Hadoop cluster deployment

Hadoop installation:

  • Stand-alone Mode: Hadoop non-distributed mode the default mode (local mode), you can run without the need for additional configuration.
  • 伪分布式模式:Hadoop 可以在单节点上以伪分布式的方式运行,Hadoop 进程以分离的 Java 进程来运行,节点既作为 NameNode 也作为 DataNode,同时,读取的是 HDFS 中的文件。
  • 分布式模式:使用多个节点构成集群环境来运行 Hadoop

Hadoop框架中最核心的设计是为海量数据提供存储的 HDFS 和对数据进行计算的 MapReduce。MapReduce的作业主要包括:

  1. 从磁盘或从网络读取数据,即IO密集工作
  2. 计算数据,即CPU密集工作

Hadoop集群的整体性能取决于CPU、内存、网络以及存储之 间的性能平衡。

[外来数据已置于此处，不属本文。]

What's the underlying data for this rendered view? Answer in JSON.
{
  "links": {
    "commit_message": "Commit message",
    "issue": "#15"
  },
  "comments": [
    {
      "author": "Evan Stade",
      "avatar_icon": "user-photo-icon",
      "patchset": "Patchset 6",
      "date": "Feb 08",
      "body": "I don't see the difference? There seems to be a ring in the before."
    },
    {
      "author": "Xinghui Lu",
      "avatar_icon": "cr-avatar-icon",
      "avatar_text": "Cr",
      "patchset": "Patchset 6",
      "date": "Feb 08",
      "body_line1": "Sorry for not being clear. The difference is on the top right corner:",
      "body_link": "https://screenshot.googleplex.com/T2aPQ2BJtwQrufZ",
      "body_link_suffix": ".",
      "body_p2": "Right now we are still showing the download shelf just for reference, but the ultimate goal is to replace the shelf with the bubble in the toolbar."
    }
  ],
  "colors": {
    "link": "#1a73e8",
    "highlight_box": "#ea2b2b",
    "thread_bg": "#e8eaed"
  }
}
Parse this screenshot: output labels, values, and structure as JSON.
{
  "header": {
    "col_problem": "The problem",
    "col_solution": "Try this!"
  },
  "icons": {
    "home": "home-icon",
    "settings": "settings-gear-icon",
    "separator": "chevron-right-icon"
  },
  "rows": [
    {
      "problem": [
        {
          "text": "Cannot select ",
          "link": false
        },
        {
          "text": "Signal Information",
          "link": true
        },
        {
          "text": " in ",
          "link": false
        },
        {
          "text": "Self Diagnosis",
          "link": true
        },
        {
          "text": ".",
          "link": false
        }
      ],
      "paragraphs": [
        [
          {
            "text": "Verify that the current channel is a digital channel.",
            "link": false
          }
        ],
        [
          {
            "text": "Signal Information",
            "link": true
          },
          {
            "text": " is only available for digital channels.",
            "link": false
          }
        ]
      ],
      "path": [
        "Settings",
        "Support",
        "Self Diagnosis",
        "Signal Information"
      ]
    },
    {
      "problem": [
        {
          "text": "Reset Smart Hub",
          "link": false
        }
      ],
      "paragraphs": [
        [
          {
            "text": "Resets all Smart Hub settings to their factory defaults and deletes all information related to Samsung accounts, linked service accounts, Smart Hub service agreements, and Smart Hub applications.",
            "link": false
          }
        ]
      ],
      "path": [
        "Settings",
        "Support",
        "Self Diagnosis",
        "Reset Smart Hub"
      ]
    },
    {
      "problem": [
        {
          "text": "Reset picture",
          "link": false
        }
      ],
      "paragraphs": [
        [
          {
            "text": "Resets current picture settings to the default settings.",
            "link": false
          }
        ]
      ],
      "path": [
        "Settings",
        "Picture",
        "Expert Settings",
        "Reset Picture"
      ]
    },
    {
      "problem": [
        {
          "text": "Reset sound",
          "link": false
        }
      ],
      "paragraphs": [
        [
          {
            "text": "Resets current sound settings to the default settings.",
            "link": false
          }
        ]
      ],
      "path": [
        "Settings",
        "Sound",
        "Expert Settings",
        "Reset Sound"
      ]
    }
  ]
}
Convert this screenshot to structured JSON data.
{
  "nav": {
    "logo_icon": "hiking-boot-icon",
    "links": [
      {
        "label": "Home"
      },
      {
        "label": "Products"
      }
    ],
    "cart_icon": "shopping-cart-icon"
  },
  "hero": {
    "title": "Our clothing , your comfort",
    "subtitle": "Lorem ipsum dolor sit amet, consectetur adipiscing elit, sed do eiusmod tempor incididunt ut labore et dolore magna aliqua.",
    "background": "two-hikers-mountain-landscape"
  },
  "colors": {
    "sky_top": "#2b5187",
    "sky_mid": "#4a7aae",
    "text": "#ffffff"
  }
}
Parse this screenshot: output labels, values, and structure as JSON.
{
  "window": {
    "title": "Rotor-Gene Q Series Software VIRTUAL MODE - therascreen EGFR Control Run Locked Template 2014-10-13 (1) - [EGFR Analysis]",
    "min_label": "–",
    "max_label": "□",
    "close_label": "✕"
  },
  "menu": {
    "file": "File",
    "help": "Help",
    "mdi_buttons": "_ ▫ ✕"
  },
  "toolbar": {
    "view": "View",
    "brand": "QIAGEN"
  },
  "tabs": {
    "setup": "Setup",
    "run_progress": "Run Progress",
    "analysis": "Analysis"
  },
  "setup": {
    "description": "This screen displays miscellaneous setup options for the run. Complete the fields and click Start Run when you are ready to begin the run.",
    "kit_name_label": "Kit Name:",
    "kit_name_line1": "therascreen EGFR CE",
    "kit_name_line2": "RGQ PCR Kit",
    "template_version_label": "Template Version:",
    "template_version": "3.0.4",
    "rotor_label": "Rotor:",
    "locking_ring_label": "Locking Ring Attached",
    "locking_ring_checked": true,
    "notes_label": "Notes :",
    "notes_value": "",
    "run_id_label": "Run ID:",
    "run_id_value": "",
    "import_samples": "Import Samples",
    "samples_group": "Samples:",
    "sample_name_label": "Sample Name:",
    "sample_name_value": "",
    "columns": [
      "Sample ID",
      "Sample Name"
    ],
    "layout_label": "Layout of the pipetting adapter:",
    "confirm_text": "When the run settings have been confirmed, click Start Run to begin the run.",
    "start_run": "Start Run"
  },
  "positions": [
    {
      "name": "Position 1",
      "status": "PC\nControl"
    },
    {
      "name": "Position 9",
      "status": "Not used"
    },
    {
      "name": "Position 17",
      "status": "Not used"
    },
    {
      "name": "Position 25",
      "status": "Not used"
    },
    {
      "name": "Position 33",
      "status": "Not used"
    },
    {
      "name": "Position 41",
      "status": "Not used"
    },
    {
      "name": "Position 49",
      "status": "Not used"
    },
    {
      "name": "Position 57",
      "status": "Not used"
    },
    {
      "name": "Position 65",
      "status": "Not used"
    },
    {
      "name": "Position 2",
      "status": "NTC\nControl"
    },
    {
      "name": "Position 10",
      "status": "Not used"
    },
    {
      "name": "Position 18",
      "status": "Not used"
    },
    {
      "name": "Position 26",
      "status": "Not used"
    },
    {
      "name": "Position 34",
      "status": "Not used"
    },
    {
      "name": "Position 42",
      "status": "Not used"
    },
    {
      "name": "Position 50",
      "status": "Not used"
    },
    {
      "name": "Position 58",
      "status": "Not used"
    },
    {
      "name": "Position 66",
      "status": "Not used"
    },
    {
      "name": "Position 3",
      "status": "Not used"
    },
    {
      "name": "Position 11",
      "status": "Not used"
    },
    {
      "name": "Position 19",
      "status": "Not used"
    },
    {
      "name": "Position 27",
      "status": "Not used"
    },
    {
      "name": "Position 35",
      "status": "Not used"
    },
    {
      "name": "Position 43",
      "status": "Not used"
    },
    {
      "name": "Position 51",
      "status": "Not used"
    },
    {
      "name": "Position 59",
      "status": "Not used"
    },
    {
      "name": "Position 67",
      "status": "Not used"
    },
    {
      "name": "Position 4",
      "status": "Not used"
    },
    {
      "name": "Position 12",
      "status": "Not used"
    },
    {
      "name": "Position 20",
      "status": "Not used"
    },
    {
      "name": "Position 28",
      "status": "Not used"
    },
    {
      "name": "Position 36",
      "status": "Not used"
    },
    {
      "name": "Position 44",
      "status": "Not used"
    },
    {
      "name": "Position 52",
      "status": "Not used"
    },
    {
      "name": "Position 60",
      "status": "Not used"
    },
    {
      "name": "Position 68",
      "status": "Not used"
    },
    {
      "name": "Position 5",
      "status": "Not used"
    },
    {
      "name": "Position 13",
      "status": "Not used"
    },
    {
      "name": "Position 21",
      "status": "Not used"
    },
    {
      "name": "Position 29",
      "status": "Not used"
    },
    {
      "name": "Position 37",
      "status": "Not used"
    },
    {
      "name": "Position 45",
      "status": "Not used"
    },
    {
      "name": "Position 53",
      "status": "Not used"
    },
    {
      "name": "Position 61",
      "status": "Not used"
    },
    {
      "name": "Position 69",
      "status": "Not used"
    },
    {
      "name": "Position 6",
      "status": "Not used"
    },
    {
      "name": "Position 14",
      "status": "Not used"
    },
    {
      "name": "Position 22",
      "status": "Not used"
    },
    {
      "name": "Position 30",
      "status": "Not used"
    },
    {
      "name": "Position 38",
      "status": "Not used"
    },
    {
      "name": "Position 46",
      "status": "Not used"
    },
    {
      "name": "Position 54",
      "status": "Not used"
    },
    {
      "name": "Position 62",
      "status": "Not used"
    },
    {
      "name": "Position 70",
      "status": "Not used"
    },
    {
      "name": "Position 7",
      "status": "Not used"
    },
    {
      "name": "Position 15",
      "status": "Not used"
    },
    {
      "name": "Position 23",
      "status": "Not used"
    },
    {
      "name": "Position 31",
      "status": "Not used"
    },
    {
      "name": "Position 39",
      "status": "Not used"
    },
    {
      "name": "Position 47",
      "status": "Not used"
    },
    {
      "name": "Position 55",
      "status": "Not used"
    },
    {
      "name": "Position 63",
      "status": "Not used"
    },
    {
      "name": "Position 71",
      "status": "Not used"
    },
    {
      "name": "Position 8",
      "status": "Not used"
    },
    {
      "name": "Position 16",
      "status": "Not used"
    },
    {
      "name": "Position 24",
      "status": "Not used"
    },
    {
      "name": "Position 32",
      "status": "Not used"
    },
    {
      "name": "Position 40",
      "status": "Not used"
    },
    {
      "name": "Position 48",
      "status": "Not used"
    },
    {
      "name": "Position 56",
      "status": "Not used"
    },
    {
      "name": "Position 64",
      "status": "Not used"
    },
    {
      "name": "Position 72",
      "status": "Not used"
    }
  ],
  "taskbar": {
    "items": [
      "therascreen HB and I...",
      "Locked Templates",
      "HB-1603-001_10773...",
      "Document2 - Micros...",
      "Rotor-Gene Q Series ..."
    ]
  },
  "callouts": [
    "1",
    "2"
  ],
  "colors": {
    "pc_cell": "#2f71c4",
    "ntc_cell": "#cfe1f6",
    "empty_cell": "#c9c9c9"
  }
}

因此运营团队在选择机器配置时要针对不同 的工作节点选择合适硬件类型。

一个基本的 Hadoop 集群中的节点主要有:

  • NameNode:负责协调集群中的数据存储
  • DataNode:存储被拆分的数据块
  • JobTracker:协调不同机器上数据计算任务
  • TaskTracker:负责执行由 JobTracker 指派的任务
  • SecondaryNameNode:帮助 NameNode 收集文件系统运行的状态信息

在集群中,大部分的机器设备是作为 Datanode和 TaskTracker 工作的。NameNode提供整个 HDFS 文件系统的 NameSpace(命名 空间)管理、块管理等所有服务,很多元数据是直接保存在 内存中的,因此需要更多的RAM,与集群中的数据块数量 相对应,并且需要优化 RAM 的内存通道带宽。SecondaryNameNode在小型集群中可以和 NameNode 共用一台机器,较大的群集可以采用与NameNode相同的硬件。

Hadoop集群规模可大可小,初始时,可以从一个较小规模的集群开始,比如包含10个节点,然后,规模随着存储器和计算需求的扩大而扩大。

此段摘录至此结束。